Dopo lo scoppio del conflitto in Iran sono stati cancellati centinaia di voli, con 2,5 milioni di passeggeri rimasti a terra dopo soli i primi giorni, e una perdita di miliardi di dollari per le compagnie aeree ma anche per il turismo degli stati arabi. Come dicevamo in apertura però, le ripercussioni si hanno anche su altri Paesi, come ad esempio l’Italia. Secondo il Centro studi turistici di Firenze, le agenzie turistiche che operano sul nostro territorio potrebbero essere costrette a cancellare migliaia di prenotazioni con perdite superiori ai 6 milioni di euro. Si tratta di cifre non da poco, tenendo conto che ogni anno verso le destinazioni mediorientali viaggiano circa 610mila nostri connazionali, coinvolgendo numerosi tour operator e svariate agenzie di viaggio.

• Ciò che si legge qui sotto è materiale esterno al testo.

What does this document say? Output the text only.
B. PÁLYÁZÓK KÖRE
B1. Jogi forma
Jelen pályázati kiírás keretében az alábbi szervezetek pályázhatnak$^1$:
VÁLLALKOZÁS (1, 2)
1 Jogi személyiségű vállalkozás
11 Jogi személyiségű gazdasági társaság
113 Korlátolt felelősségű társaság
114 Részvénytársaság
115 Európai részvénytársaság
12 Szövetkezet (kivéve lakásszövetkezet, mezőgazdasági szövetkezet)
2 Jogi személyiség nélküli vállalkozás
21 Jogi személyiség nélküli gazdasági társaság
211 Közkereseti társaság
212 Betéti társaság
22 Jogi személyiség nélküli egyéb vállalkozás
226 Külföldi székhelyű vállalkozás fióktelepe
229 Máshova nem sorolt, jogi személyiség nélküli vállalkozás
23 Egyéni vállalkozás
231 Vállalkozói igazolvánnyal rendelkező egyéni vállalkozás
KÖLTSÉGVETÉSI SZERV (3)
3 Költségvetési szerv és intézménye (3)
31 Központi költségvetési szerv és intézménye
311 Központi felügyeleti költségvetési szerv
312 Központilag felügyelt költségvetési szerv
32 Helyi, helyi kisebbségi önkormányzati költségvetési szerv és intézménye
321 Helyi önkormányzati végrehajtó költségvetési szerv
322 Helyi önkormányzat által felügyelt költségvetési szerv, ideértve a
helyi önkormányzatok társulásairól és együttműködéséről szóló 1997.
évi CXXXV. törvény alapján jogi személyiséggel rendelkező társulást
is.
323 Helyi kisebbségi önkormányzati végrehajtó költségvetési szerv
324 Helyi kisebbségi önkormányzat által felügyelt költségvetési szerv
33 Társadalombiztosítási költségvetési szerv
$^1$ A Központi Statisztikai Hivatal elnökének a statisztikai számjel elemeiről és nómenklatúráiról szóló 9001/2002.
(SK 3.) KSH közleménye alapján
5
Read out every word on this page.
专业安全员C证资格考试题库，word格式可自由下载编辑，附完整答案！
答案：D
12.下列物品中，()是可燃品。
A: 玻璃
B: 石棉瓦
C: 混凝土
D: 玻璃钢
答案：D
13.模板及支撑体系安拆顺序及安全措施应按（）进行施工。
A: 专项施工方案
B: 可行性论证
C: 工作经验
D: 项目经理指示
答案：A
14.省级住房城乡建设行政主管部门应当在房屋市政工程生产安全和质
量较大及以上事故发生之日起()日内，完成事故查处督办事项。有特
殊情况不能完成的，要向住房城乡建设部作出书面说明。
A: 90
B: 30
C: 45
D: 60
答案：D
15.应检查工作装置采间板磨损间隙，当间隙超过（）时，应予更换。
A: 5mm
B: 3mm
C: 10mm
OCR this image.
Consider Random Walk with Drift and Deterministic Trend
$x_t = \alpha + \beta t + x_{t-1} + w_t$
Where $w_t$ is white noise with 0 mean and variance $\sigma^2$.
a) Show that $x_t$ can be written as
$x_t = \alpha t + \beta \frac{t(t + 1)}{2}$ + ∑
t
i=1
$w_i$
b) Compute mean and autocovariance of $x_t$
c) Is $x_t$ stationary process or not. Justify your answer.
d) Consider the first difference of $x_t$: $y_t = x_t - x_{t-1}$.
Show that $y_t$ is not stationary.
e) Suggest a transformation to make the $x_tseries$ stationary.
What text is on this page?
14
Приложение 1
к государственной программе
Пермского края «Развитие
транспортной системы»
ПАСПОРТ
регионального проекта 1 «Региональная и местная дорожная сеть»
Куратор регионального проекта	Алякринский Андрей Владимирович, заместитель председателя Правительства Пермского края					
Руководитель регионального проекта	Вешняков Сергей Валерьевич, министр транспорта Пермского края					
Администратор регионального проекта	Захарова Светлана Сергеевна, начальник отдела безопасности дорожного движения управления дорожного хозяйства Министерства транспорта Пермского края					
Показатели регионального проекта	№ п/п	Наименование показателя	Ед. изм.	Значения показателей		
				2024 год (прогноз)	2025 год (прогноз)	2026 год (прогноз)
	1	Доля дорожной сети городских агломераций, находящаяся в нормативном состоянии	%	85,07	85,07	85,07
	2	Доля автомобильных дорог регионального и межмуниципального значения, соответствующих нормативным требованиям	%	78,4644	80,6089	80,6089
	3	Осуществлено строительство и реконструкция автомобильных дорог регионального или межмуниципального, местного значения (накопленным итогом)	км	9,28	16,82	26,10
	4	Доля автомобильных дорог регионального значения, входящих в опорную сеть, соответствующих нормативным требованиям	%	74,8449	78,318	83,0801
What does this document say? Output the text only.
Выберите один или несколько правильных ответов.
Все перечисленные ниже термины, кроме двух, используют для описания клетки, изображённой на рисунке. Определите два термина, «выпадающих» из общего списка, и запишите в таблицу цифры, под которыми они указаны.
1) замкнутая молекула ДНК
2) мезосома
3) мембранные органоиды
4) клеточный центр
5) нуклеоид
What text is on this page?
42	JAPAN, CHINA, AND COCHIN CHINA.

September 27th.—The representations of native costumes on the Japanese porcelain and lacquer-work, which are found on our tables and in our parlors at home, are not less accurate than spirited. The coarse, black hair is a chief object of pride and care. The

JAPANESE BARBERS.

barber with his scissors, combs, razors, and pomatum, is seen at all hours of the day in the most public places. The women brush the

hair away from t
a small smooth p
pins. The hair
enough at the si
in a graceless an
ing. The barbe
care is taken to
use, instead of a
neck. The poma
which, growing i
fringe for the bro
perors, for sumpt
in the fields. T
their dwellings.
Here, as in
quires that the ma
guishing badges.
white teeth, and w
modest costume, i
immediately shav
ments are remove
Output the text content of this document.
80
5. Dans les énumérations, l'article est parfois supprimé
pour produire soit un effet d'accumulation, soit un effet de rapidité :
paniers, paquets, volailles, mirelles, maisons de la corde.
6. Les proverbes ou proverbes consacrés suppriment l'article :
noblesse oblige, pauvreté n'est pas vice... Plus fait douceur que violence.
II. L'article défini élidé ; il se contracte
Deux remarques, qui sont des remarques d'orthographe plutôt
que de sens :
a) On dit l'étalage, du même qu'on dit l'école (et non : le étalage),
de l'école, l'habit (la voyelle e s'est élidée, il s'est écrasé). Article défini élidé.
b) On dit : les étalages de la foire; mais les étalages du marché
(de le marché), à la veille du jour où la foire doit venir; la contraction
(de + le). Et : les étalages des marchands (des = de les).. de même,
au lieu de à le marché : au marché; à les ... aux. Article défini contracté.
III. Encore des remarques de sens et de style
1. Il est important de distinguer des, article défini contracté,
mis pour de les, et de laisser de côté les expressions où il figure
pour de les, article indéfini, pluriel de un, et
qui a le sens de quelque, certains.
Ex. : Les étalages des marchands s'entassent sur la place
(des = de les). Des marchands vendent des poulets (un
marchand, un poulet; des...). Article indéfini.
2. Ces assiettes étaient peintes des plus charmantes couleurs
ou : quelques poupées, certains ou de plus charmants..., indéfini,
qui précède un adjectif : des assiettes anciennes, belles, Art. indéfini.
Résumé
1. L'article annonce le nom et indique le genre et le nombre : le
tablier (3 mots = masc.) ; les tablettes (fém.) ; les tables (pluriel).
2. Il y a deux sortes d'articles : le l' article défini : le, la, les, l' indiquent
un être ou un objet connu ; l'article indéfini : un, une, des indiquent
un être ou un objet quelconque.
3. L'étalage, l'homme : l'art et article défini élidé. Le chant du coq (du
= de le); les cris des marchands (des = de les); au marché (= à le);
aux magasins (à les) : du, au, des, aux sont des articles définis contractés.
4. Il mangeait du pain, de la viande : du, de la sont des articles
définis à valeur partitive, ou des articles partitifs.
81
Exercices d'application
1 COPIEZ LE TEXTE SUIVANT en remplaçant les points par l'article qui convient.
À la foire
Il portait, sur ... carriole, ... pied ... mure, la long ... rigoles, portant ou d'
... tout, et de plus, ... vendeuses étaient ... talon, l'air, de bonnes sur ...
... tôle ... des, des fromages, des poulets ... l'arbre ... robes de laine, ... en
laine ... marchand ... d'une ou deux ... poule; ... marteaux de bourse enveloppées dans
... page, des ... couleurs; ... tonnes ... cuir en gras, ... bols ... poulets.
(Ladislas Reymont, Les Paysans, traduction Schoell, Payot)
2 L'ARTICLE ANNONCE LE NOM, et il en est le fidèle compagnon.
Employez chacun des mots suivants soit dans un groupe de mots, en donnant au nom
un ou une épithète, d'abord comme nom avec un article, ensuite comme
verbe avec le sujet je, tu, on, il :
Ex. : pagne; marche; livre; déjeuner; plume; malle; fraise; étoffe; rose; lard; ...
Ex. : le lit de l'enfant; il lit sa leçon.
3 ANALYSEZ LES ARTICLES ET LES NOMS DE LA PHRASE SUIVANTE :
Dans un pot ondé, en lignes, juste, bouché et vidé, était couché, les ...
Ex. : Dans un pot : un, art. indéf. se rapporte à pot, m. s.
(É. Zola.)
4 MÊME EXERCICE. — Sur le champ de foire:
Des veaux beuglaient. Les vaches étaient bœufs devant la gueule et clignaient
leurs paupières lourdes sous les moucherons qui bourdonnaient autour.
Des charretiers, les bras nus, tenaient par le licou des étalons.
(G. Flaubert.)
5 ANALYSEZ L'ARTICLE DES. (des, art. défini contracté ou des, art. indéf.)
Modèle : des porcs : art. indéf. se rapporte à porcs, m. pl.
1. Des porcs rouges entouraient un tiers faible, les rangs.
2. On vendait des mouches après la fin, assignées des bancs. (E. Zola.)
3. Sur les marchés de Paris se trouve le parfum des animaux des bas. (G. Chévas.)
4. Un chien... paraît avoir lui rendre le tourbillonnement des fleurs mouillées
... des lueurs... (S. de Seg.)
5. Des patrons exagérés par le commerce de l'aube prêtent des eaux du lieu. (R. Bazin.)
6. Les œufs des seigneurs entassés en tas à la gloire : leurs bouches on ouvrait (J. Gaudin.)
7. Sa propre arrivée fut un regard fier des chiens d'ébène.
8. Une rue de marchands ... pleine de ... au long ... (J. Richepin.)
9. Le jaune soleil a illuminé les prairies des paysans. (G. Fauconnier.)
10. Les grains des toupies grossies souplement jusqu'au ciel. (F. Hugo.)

A complicare la situazione – creando solo confusione – ci sono le numerose fake news circolanti in rete, ricordando che l’unica fonte attendibile resta il ministero degli esteri. Da segnalare infine i viaggiatori che dalle zone di guerra visitano l’Italia e che visti i voli cancellati potrebbero appunto rinunciare a visitare la nostra terra, circa 170mila arrivi ogni anno, per ben 2,5 milioni di pernottamenti, tutti introiti che verranno meno per il nostro paese. Le associazioni di categoria chiedono quindi di attivare subito un sistema di protezione per tutti gli addetti ai lavori, alla luce di quello che sarà un turismo pasquale – e forze anche estivo – all’estero, sicuramente di magra.